— А вы там разведку поставите?
— Да, поставим,— твердо ответил Билибин.— И никому не разрешим копать так, как вы здесь.
— Вот завсегда так: наш брат, пришкатель, открывает первым! А ученые придут, сливки снимают, а нам — кукиш!
— Вы еще пока ничего не открыли,— снова повысил голос Юрий Александрович,— а уже первооткрывательские требуете. Получите, если найдете Борискин ключ и он окажется промышленным. А пока,— и тут вспомнил Билибин, как метко говорил в таких случаях алданский политкомиссар, и не удержался, повторил его слова,— пока вы здесь не первооткрыватели, а последние хищники! — и сам пожалел, что сказал, сразу смягчил: — Насчет жратвы. Тут кто-то говорил, что у нас жратва есть. Скрывать не собираюсь: кое-что еще есть. Из Олы мы взяли в обрез, рассчитывали, что наши подойдут к ноябрю, теперь сами растягиваем, перешли на урезанный паек, но кое-чем поделимся с вами. Так, Сергей Дмитриевич?
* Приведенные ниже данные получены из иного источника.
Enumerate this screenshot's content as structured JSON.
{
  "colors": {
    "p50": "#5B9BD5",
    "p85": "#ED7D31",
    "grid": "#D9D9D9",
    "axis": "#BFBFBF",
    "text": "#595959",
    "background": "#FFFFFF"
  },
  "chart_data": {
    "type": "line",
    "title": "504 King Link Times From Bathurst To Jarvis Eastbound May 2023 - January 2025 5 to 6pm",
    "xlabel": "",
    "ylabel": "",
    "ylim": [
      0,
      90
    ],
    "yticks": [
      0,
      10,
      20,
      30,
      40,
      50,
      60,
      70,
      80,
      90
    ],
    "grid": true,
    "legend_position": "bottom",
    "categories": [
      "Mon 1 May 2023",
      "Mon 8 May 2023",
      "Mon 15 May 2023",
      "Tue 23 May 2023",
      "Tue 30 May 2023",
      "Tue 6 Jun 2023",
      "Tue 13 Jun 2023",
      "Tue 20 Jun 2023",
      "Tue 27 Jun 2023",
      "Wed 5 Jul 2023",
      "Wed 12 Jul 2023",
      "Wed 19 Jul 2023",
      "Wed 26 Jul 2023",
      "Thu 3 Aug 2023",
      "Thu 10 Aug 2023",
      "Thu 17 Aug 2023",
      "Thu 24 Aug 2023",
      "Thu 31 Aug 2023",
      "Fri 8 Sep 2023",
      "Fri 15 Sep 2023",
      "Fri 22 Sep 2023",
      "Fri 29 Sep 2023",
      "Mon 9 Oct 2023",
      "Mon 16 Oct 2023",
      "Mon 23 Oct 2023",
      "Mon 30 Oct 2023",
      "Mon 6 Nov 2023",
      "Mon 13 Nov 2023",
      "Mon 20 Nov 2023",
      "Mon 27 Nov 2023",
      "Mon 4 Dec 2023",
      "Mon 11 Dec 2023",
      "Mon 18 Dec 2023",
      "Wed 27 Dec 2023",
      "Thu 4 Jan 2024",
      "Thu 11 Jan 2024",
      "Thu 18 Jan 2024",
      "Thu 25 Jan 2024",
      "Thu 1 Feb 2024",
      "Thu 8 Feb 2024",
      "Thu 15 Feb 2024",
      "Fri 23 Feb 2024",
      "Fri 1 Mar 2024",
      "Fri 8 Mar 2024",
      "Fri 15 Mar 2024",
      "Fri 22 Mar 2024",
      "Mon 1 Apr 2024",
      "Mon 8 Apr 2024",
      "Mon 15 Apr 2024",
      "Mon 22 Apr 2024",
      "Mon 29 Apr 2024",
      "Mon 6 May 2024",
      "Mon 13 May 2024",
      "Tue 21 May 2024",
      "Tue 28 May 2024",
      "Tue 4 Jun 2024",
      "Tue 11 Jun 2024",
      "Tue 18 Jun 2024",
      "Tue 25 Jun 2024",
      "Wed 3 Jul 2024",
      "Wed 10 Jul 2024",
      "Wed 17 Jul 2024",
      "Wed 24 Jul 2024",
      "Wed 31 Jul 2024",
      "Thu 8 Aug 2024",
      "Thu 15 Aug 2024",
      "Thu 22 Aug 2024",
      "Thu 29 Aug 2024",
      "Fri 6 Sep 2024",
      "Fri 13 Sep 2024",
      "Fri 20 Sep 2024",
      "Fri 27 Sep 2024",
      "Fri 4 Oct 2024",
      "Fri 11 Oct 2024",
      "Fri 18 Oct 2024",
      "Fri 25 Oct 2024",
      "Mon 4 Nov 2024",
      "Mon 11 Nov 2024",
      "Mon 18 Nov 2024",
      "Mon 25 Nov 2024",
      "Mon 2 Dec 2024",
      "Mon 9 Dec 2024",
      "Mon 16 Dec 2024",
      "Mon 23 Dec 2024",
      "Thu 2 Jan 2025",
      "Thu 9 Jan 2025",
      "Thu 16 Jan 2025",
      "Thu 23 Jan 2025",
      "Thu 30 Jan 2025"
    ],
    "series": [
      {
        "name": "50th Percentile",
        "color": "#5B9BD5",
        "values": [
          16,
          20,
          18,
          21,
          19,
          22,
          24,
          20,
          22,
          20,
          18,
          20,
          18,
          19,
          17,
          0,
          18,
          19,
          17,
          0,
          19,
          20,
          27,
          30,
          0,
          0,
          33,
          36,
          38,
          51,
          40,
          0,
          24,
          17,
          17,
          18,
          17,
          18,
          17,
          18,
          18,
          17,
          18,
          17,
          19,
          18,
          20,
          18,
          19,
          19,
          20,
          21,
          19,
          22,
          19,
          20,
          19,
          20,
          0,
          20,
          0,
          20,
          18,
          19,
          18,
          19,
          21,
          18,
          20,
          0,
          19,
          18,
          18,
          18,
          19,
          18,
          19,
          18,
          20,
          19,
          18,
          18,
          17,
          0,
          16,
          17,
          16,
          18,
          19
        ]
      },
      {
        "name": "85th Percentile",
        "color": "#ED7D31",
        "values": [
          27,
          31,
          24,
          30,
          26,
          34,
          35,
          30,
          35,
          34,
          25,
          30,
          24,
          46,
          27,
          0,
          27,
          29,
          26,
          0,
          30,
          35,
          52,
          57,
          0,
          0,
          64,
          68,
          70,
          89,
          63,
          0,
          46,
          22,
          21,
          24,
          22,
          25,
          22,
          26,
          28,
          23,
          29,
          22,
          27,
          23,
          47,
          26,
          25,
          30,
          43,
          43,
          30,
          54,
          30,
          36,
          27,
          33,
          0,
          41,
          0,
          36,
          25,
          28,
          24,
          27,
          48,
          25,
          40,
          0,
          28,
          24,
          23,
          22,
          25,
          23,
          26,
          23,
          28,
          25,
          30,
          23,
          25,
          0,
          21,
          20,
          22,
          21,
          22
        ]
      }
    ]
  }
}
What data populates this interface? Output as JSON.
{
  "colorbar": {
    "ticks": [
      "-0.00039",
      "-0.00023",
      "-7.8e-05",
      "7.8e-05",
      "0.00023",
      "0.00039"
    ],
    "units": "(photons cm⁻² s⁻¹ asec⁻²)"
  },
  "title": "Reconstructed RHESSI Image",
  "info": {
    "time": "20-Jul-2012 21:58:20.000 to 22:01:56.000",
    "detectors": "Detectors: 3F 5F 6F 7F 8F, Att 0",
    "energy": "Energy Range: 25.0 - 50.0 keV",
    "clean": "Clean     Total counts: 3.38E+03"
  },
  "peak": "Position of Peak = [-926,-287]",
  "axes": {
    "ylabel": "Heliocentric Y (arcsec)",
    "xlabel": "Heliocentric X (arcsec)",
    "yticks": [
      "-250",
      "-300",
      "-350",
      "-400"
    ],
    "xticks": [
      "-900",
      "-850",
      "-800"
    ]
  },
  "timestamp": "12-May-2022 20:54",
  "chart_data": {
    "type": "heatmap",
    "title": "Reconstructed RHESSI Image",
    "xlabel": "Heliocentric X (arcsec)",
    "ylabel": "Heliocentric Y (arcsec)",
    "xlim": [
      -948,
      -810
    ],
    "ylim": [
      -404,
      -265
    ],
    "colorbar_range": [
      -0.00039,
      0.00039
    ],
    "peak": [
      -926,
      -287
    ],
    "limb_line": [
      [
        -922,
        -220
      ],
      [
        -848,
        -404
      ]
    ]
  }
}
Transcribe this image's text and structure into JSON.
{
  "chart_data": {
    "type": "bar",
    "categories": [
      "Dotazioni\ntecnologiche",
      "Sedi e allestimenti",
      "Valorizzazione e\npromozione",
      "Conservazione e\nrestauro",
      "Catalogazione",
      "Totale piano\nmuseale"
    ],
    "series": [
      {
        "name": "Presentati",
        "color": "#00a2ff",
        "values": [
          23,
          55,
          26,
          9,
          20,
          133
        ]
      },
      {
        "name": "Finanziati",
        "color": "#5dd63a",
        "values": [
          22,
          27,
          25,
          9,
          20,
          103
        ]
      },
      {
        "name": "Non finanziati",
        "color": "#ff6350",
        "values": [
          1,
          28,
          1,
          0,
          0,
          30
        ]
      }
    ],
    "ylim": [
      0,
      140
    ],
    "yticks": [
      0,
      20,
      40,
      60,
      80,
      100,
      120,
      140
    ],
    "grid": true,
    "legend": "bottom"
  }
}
— Конечно, поделиться готовы, но сами, товарищи, поймите: нас — шесть едоков, вас — тридцать, если мы даже весь свой скудный запас отдадим, то и сами с голоду помрем, и вы долго не протянете. У меня есть еще одно предложение: пока транспорт не подошел, а якуты обещали кое-что подвезти только в декабре, то не направить ли нам в Сеймчан, к якутам, свою делегацию? Может, они чем-нибудь помогут, а Сеймчан — это не очень далеко. Софрон Иванович Гайфуллин там бывал, дорогу знает и по-якутски говорить умеет, проводником быть не откажется... Как, Софрон Иванович?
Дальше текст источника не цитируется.